Unhappiness is a dreaded condition in the Civilization game series. Unhappy citizens stop working, stop researching scientific pursuits and, worst of all, start rioting.
In the new Sid Meier’s Civilization VII, which introduces three historical ages and a mounting series of crises during the transitions between them, my ancient Babylonian empire was running smoothly and expanding with ease. Then, suddenly, things struggled to feel cohesive. The game declared that my empire had fractured “as once-loyal settlements seek their own path forward.”
The unhappiness in my cities and towns grew so severe that several outlying settlements began trashing their districts and looking to outside civilizations for support. While I worked at putting out fires started by rioters, my neighbor Napoleon swooped in and quickly conquered one of my towns. This started a territorial war that only deepened the unhappiness of my population. Soon, half my towns were in revolt.
While following your chosen civilization’s path in Civilization VII, from the rough-hewed settlements of the past to the glistening megalopolises of the future, you move through ages that transform not just your technologies, government and civic policies, but also the broader identity of your civilization itself.

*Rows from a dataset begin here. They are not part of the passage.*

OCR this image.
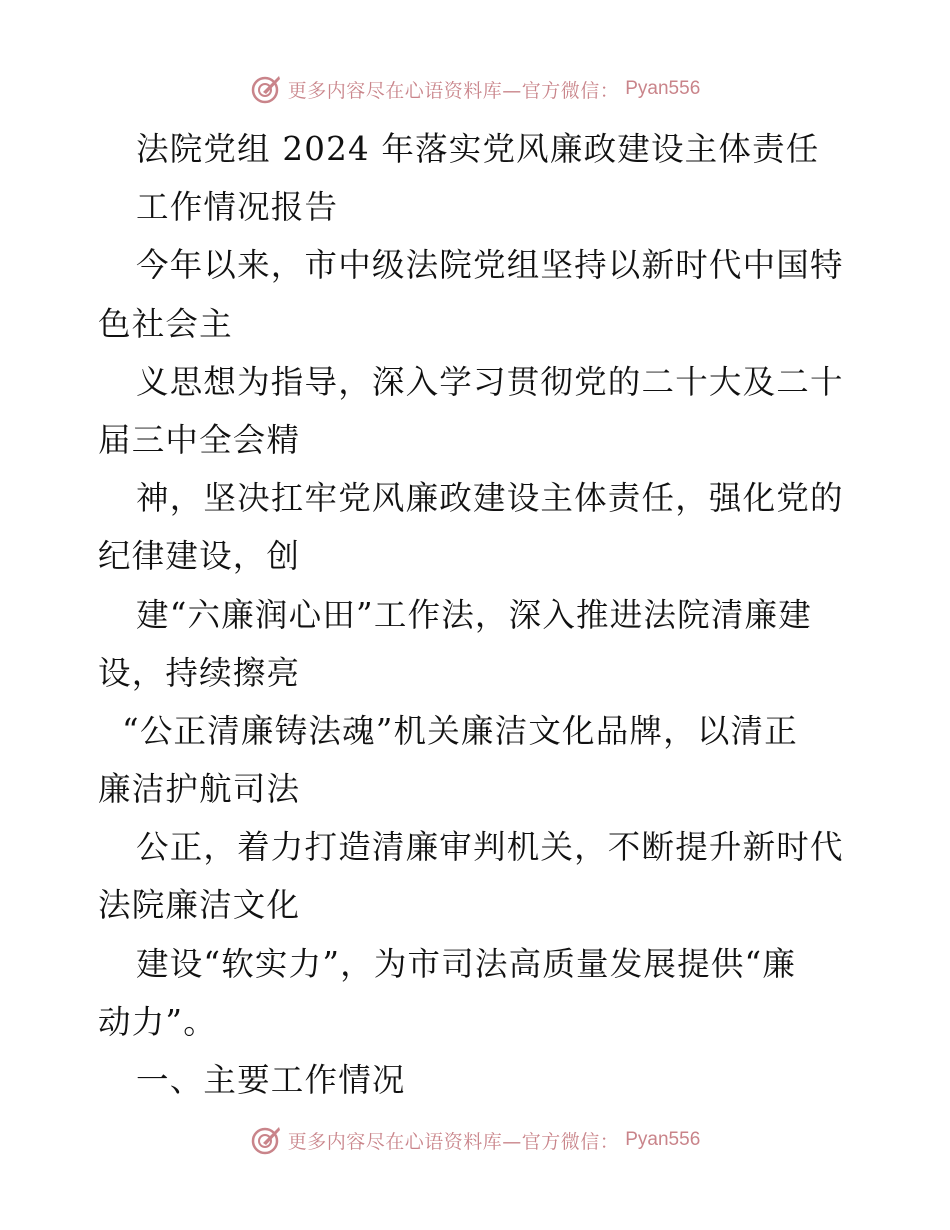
更多内容尽在心语资料库—官方微信： Pyan556
法院党组 2024 年落实党风廉政建设主体责任
工作情况报告
今年以来，市中级法院党组坚持以新时代中国特
色社会主
义思想为指导，深入学习贯彻党的二十大及二十
届三中全会精
神，坚决扛牢党风廉政建设主体责任，强化党的
纪律建设，创
建“六廉润心田”工作法，深入推进法院清廉建
设，持续擦亮
“公正清廉铸法魂”机关廉洁文化品牌，以清正
廉洁护航司法
公正，着力打造清廉审判机关，不断提升新时代
法院廉洁文化
建设“软实力”，为市司法高质量发展提供“廉
动力”。
一、主要工作情况
更多内容尽在心语资料库—官方微信： Pyan556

With its precipitous rises and falls, Civilization VII, which will be released on Tuesday for PCs, Macs and consoles, is a departure for the series. Although past iterations have had revolts, diplomatic incidents and civic upset, they tend to feel less closely connected to the ways that historical forces can boil over into crisis and conflict.
The violent and chaotic cuts here accurately reflect a world history where many things can happen all at once and often with surprising swiftness. History doesn’t always move forward in the routine, turn-based lock step of the 4X genre (explore, expand, exploit, exterminate) that Civilization popularized. More often, root causes like financial instability, cultural changes and oppressive hierarchies stay below the surface until emerging in a cacophony of war, revolution and natural-disaster-fueled chaos.